When sellers treat upselling as solving the problem the customer doesn’t even know they have yet, the process of upselling becomes more engaging for the customer. Now the seller isn’t just recommending something random. They are recommending shoe polish because leather shoes get wet, another book by the same author because they’re on sale, or an upgrade to a service because in the long run it will be less expensive than what the customer has now.
This changes the entire tone of the interaction, and customers are more likely to make the choice to purchase.

Welcoming Environment

It is incredibly important that employees are healthy, happy, and excited to be at their jobs. When customers enter an environment where all of the employees are coughing and clearly ill, exhausted, or just unhappy to be there, customers will pick up on the mood of your employees. They’re less likely to stay at the store or office for a long time. This reduces the ability of your employees to upsell, solve problems, and can even hurt your brand reputation.

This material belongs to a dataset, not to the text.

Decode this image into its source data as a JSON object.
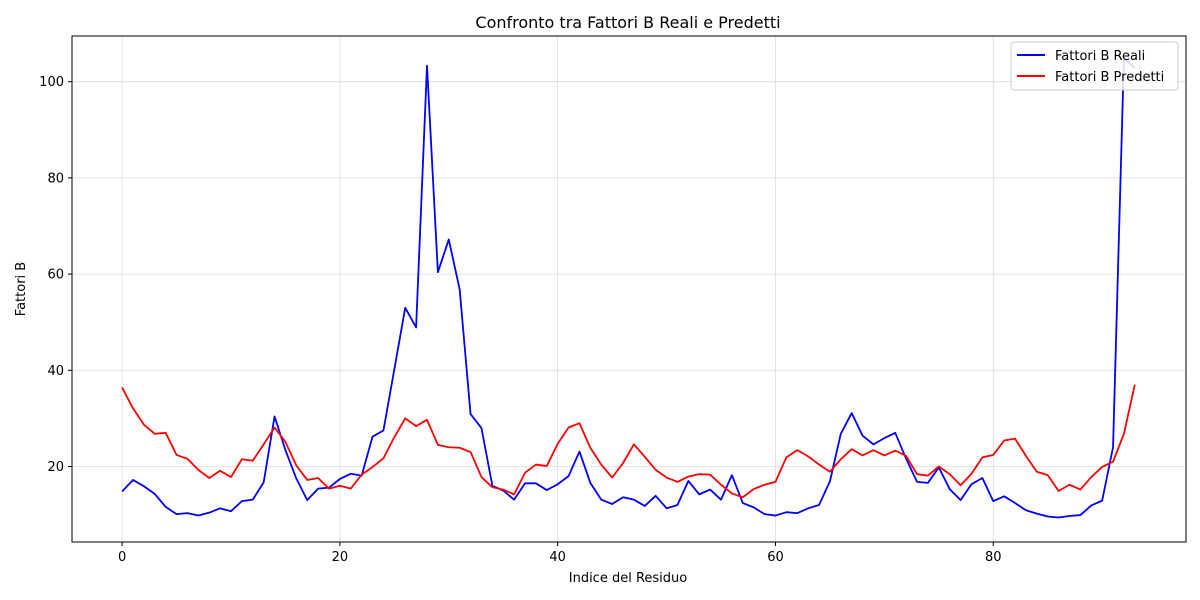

The best way to make sure your employees stay home when they’re sick and come to work when they’re well is to have leave policies that support healthy individuals and families. The ability to telework, flexible work times, and being forgiving about someone who is on salary but is occasionally late can go a long ways towards solving “attitude” problems, improving your overall staffing. Having happy employees improves the way your customers interact with the business, and in the long run, is just better for the business.

When you relate company policies to how they influence employee behavior, and how employee behavior influences customer behavior, you are more likely to get employee buy-in. Help employees implement changes by showing them how and why they matter.